Le musée du Louvre a récemment acquis et dès maintenant expose une statue antique d’un incontestable intérêt. Trouvée en 1836 à Falerone, près de Fermo, parmi les ruines du théâtre de l’ancienne Falérie en Picenum, elle offre au premier coup d’œil d’évidentes analogies avec la Vénus de Milo. La tête manque malheureusement ; mais les fractures des bras paraissent annoncer qu’ils avaient la même direction que ceux de la Vénus ; les jambes sont posées pareillement ; le pied gauche, relevé, s’appuie sur un casque ; toute la partie inférieure de la draperie est identique, seulement le torse est revêtu d’une légère tunique, retenue au-dessous des seins par un cordon noué. L’aspect général et en particulier la circonstance du vêtement entier paraissent indiquer une œuvre d’une date fort ancienne, tout au moins antérieure à Périclès. Malgré l’état de mutilation où ce marbre nous arrive, il n’a pas perdu sa valeur esthétique ; c’est un spécimen de l’art austère des premiers temps, qui nous est trop peu connu ; le corps y est vivant, souple, élégant, sous la frêle tunique qui l’enserre, et les plis du péplum retenu par les hanches y sont savamment traités. Surtout il demeure précieux comme élément d’une comparaison instructive. On sait combien de problèmes se rattachent à la célèbre statue de Milo. Les lecteurs de la Revue n’ont pas oublié l’intéressante étude sur ce sujet, due au conservateur des antiques, M. Ravaisson, et publiée ici même il y a deux ans[1]. M. Ravaisson, qui n’a pas inutilement préludé à ces beaux travaux sur l’art par sa carrière de métaphysicien et de philosophe, poursuit l’examen des questions délicates qu’il s’est posées. On peut voir dès aujourhui, dans la salle nord-est de la cour carrée du Louvre, qui renfermait naguère les sculptures grecques primitives, la collection par lui formée des monumens pouvant servir à certaines solutions de ces questions diverses. Il a groupé autour de la Vénus de Falerone les reproductions en plâtre d’un certain nombre de statues, appartenant à différens siècles de l’antiquité, et offrant les variantes plus ou moins prononcées du même type. Il devient évident que ce type a été classique et longtemps consacré ; on le retrouve sous des transformations diverses à des époques très éloignées entre elles.

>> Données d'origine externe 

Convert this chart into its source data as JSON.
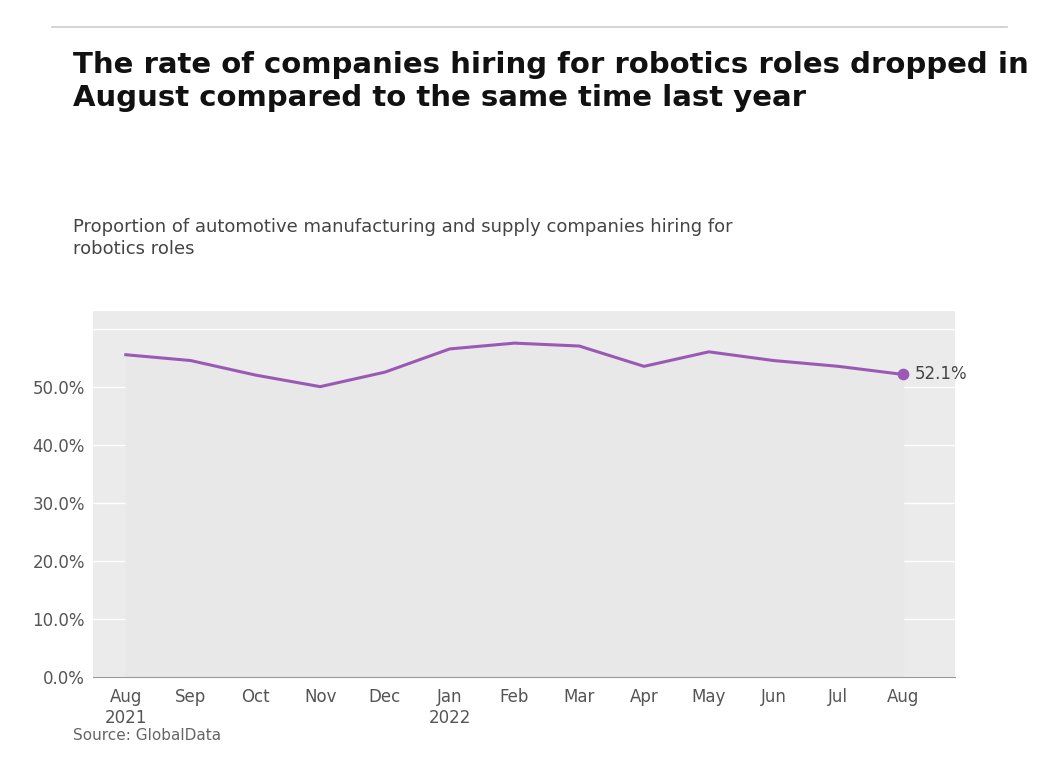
{
  "title_line1": "The rate of companies hiring for robotics roles dropped in",
  "title_line2": "August compared to the same time last year",
  "subtitle": "Proportion of automotive manufacturing and supply companies hiring for\nrobotics roles",
  "source": "Source: GlobalData",
  "line_color": "#9B59B6",
  "fill_color": "#E8E8E8",
  "background_color": "#EBEBEB",
  "last_label": "52.1%",
  "x_labels": [
    "Aug\n2021",
    "Sep",
    "Oct",
    "Nov",
    "Dec",
    "Jan\n2022",
    "Feb",
    "Mar",
    "Apr",
    "May",
    "Jun",
    "Jul",
    "Aug"
  ],
  "y_values": [
    55.5,
    54.5,
    52.0,
    50.0,
    52.5,
    56.5,
    57.5,
    57.0,
    53.5,
    56.0,
    54.5,
    53.5,
    52.1
  ],
  "y_ticks": [
    0,
    10,
    20,
    30,
    40,
    50,
    60
  ],
  "y_tick_labels": [
    "0.0%",
    "10.0%",
    "20.0%",
    "30.0%",
    "40.0%",
    "50.0%",
    ""
  ],
  "ylim": [
    0,
    63
  ],
  "title_fontsize": 21,
  "subtitle_fontsize": 13,
  "tick_fontsize": 12,
  "source_fontsize": 11,
  "top_bar_color": "#CCCCCC"
}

Quelle était l’entière attitude de la déesse, et comment faut-il se figurer le type primitif ? Suivant les uns, nous devons croire à une statue représentant Vénus victorieuse de Junon et de Pallas, ses rivales ; de la main gauche, elle montrait son trophée, le fruit destiné à la plus belle, la pomme que Pâris venait de lui décerner. Ce serait cette main gauche, tenant la pomme, fragment d’un marbre peut-être identique et trouvé au même endroit, que posséderait le musée du Louvre (on peut le voir, avec un fragment de bras, dans une vitrine du musée Charles X). Aujourd’hui encore, dans l’île de Milo, où s’est conservé très vivant le souvenir de cette mémorable découverte, on entend répéter parmi le peuple que la Vénus, lorsqu’on la trouva, tenait de la main gauche une pomme en bronze et l’extrémité d’une ceinture du même métal, qui, suspendue, tombait vers son autre main. Suivant d’autres cependant, la statue figurait la nymphe protectrice de l’ancienne île de Mélos ; si elle tenait une pomme, c’était que le nom de l’île, qui était toute ronde, avait pour origine le mot même qui, en grec, désigne tout fruit de forme analogue, et en effet, sur les médailles de cette île, on voit un fruit semblable à une pomme ou à une grenade. Ou bien c’était une muse tenant de la main gauche une lyre et, de la droite, la faisant résonner. Ou bien encore c’était une Victoire, et il est certain qu’on peut noter des analogies très remarquables entre la Vénus de Milo et la célèbre Victoire de Brescia ; mais il faut vite ajouter que les termes de la question devraient ici sans doute être retournés : les ailes et le bouclier qui distinguent la statue de Brescia seraient, pense M. Ravaisson, des additions ultérieures, probablement du temps de Vespasien, fondateur du temple dans les ruines duquel ce monument a été découvert, de sorte que la statue de Milo demeurerait le type, et celle de Brescia une transformation.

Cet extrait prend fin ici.